What had the intruder been looking for?
He catalogued the details himself before dialing for a crime team, grimacing at the way the intruder had smeared ketchup and food all over the kitchen. Whoever had done it had wanted them to believe they were vandals.
But Denise’s desk had been torn apart, the computer discs were out of place—petty thieves and kids could care less about office files. Although the intruder pilfered her jewelry box, they hadn’t stolen the stereo and TV, so the motive hadn’t been robbery. Of course, someone could have driven by and scared off the culprit before he’d stolen everything he wanted.
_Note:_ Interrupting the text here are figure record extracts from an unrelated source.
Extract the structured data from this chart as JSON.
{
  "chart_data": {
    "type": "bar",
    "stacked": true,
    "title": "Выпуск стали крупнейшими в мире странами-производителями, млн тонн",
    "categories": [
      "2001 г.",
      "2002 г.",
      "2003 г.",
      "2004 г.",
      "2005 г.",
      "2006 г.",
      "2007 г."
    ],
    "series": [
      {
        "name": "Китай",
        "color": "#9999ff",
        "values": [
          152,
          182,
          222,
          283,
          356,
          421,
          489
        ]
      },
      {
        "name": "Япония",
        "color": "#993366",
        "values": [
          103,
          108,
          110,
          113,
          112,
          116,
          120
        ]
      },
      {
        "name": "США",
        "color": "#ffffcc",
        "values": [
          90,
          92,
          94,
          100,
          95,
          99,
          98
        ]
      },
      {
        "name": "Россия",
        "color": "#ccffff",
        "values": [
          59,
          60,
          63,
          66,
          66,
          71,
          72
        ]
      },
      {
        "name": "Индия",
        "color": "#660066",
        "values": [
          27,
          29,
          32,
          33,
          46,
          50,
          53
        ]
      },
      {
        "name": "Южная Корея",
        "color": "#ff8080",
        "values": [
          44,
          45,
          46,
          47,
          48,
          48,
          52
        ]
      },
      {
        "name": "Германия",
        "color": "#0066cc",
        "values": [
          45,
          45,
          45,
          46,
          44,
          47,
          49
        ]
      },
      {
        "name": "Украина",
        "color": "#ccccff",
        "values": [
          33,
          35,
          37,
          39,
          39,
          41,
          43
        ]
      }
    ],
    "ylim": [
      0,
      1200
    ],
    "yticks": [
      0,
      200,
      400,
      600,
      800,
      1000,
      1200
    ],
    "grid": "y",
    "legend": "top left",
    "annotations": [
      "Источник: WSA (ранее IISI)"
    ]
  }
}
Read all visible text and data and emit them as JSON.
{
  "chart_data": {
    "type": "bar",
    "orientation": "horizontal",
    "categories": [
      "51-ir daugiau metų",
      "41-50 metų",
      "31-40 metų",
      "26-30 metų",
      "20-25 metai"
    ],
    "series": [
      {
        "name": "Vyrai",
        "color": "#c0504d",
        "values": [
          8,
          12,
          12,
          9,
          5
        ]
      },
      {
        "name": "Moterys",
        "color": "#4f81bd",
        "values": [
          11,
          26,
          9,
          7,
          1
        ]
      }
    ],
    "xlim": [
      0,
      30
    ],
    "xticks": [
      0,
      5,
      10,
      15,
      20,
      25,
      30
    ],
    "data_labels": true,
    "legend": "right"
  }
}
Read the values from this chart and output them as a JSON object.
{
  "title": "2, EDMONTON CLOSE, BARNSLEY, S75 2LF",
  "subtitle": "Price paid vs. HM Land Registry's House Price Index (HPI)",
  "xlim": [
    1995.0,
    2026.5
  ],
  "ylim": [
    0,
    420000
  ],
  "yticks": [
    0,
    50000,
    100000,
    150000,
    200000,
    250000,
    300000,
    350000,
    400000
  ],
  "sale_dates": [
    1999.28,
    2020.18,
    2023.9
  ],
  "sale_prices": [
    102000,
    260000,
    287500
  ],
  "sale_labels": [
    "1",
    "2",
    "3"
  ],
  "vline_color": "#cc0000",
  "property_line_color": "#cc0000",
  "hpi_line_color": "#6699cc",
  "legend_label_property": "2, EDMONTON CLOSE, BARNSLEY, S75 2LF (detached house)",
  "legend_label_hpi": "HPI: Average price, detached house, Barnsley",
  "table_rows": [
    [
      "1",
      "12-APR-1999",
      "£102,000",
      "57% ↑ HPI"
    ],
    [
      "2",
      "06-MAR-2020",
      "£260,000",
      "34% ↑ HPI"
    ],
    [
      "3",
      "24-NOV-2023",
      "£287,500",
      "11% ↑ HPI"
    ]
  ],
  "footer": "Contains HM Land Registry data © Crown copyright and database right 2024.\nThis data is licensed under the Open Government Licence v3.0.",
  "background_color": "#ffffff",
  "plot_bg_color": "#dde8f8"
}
Or he might have used robbery as a cover-up for something else.
Denise’s estranged husband, Russell, a marine biologist at the center, had been bitter when she’d filed for divorce. Would he do such a thing for revenge? Did she have a boyfriend? No, Denise wouldn’t date before her divorce was final. Besides, she was a workaholic, and a social life was the last on her list of priorities.
Women were such targets—anyone could have developed a fixation on her and kidnapped her for their own devious means. Sarah Cutter’s porcelain face flashed in his mind; she was so vulnerable.
But Denise was the one in trouble. And her co-workers weren’t talking. He had to force them into giving him some answers. A knot of anxiety tightened his chest as Sarah’s face flashed in his mind again. If she was the link to finding Denise, and whoever had Denise knew she’d been helping him, they might go after Sarah.